L'événement était des plus attendus. Tout était en place: tentes, parasols, tables à pique-nique et kiosques à nourriture occupaient le centre de la piste. Tel que prévu, à 16h30 hier, l'annonceur maison s'est exclamé : «Voici le retour des courses à l'hippodrome de Trois-Rivières.» Un retour qualifié d'optimiste par les uns et de discutable par les autres.

Éric Lallier

L'événement était des plus attendus. Tout était en place: tentes, parasols, tables à pique-nique et kiosques à nourriture occupaient le centre de la piste. Tel que prévu, à 16h30 hier, l'annonceur maison s'est exclamé : «Voici le retour des courses à l'hippodrome de Trois-Rivières.» Un retour qualifié d'optimiste par les uns et de discutable par les autres.

Les hommes à chevaux devaient avoir des fourmis dans les jambes puisque leurs bêtes n'avaient pas foulé la piste de Trois-Rivières depuis mars. Pour l'occasion, des installations «temporaires» ont été érigées pour satisfaire amateurs et parieurs, d'ici à ce que le complexe rénové ouvre ses portes en octobre prochain.

Dame Nature donnant un coup de main, entre 500 et 600 spectateurs, selon les organisateurs, ont assisté à ce retour des courses «live».
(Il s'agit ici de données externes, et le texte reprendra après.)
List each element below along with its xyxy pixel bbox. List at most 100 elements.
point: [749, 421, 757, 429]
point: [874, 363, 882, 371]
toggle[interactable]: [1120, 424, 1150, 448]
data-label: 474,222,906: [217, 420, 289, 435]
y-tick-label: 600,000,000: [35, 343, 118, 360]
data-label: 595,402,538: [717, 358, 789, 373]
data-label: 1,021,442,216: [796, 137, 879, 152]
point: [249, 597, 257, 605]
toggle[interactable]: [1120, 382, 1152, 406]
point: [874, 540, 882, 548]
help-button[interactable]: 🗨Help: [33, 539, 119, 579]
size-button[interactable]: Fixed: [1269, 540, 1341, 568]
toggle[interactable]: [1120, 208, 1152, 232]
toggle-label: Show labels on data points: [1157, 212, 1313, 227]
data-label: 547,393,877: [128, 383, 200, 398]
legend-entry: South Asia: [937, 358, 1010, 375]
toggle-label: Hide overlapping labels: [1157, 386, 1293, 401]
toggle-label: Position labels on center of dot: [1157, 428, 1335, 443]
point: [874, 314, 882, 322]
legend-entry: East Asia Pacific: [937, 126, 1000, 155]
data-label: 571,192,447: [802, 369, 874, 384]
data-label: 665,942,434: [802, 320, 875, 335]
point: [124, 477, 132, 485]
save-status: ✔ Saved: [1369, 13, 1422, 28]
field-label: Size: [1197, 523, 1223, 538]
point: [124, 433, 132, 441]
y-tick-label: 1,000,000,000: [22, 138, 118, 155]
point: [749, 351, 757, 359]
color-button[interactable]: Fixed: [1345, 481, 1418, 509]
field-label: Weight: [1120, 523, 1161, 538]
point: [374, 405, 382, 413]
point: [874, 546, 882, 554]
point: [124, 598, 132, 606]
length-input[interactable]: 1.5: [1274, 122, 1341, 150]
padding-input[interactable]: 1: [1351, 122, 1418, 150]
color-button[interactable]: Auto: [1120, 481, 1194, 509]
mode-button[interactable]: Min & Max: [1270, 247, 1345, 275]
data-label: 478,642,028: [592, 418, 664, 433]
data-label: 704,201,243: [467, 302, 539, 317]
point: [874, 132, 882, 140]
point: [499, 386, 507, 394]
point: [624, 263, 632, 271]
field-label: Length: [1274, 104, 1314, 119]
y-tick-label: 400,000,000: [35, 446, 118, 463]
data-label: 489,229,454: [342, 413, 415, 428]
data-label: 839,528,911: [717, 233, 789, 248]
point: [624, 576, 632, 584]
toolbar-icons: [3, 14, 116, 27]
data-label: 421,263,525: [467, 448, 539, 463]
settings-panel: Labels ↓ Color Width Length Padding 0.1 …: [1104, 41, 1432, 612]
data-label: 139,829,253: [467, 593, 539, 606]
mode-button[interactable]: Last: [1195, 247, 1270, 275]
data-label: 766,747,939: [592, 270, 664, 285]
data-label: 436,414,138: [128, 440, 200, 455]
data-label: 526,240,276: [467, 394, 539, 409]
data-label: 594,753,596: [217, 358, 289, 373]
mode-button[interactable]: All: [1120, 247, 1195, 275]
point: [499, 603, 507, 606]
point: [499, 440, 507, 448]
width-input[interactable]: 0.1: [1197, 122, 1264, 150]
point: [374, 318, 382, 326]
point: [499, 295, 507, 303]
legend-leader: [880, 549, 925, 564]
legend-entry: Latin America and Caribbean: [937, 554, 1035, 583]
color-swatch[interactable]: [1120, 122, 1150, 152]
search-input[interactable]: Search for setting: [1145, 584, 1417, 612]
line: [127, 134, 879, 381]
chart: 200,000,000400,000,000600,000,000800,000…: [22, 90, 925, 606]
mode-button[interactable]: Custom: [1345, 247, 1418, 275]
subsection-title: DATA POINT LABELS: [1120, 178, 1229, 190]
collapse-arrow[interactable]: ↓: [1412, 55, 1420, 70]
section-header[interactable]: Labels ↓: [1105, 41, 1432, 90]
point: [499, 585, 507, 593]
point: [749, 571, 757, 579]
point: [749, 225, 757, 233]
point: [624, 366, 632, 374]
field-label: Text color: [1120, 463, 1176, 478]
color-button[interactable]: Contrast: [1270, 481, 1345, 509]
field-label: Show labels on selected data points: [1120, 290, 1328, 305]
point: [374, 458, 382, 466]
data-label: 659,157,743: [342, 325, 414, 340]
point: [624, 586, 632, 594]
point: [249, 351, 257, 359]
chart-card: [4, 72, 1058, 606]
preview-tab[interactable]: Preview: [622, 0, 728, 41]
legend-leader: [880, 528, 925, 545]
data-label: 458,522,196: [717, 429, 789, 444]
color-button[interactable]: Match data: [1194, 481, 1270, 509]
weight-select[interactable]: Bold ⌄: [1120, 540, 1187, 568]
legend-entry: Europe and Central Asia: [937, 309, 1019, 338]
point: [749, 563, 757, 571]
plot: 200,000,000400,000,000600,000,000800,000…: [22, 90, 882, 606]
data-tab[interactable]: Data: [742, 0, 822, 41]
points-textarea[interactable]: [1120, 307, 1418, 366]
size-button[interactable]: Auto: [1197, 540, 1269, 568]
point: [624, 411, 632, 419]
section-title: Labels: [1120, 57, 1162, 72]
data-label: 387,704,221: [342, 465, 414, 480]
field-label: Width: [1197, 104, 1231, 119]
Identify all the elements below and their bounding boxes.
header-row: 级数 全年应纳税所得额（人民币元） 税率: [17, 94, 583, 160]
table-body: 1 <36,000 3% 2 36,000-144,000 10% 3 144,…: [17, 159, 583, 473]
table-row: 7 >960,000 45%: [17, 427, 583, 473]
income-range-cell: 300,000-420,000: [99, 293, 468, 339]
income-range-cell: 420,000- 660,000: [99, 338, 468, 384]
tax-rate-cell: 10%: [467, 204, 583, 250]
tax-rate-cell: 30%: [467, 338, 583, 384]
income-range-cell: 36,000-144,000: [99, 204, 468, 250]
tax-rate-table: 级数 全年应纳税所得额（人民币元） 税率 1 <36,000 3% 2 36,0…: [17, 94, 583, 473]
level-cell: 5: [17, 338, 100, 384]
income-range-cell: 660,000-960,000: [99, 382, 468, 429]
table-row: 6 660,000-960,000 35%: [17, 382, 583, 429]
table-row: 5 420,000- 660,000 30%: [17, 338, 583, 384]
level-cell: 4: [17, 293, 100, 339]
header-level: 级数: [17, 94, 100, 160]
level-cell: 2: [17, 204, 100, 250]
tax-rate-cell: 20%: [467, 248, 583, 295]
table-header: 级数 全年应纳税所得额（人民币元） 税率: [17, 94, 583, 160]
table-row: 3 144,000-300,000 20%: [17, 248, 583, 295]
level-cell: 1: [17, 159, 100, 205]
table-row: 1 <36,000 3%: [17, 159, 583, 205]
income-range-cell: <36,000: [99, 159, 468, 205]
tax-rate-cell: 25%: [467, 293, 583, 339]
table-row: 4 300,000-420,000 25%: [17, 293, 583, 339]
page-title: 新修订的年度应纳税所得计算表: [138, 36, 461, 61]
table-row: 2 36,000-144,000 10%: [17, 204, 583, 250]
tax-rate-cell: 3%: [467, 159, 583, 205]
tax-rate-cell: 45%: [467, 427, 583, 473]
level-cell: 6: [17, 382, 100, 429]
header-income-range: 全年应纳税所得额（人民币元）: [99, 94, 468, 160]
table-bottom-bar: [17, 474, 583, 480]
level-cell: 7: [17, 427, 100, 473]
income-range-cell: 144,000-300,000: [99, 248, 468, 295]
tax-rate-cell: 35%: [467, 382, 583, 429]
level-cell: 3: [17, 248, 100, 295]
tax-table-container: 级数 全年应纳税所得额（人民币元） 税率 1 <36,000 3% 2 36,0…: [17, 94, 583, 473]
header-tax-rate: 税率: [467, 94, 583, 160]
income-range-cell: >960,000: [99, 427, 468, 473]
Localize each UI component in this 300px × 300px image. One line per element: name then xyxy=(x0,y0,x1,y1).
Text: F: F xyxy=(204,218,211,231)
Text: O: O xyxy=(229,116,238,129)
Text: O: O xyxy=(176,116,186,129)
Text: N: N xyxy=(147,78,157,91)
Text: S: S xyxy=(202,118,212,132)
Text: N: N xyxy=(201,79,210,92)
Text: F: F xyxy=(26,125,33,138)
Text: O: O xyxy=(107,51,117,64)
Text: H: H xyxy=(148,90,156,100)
Cependant, ce qui faisait jaser hier, c'était bien plus les nouvelles installations offertes aux clients. Bien avant que la musique de circonstance ne sonne le départ, tous avaient leur mot à dire sur la qualité des infrastructures mises en place par les organisateurs. Les commentaires n'étaient pas toujours des plus élogieux, même si d'autre part, on tentait de voir la chose avec optimisme.

«C'est l'enfer ! C'est très mal organisé, comme à l'habitude, a sèchement laissé tomber Yves, accoudé sur une table. On espère que ça a atteint le fond du baril et que ça va rebondir.»

L'homme était accompagné de quelques amis et membres de la famille. Enchantés à l'idée de revenir à l'hippodrome, ils ont rapidement compris que l'activité serait bien plus complexe que prévue.

«Il n'y avait aucune indication ! Entre le message qui était lancé et la réalité, il y a une grosse différence ! On va tenter de prendre tout ça avec humour», a-t-il ajouté.

Pas très loin, installée devant l'un des nombreux téléviseurs branchés pour bien suivre l'action, Gisèle Séguin ne voulait rien entendre de ces critiques peu élogieuses. «C'est temporaire ! Tout le monde travaille fort pour qu'il y ait des courses, a-t-elle lancé, avec conviction. Il faut accepter que ce ne soit pas parfait !»

Organisation

Le retour des chevaux à l'hippodrome a été marqué par la présence du propriétaire d'Attractions Hippiques, le sénateur Paul J. Massicotte. De passage à Trois-Rivières, le promoteur n'a pas hésité à se mêler aux amateurs et parieurs.

Celui-ci n'a d'ailleurs pas nié qu'il existait bel et bien quelques anicroches en ce qui à trait à la logistique, mais s'est dit heureux d'assister au retour des activités.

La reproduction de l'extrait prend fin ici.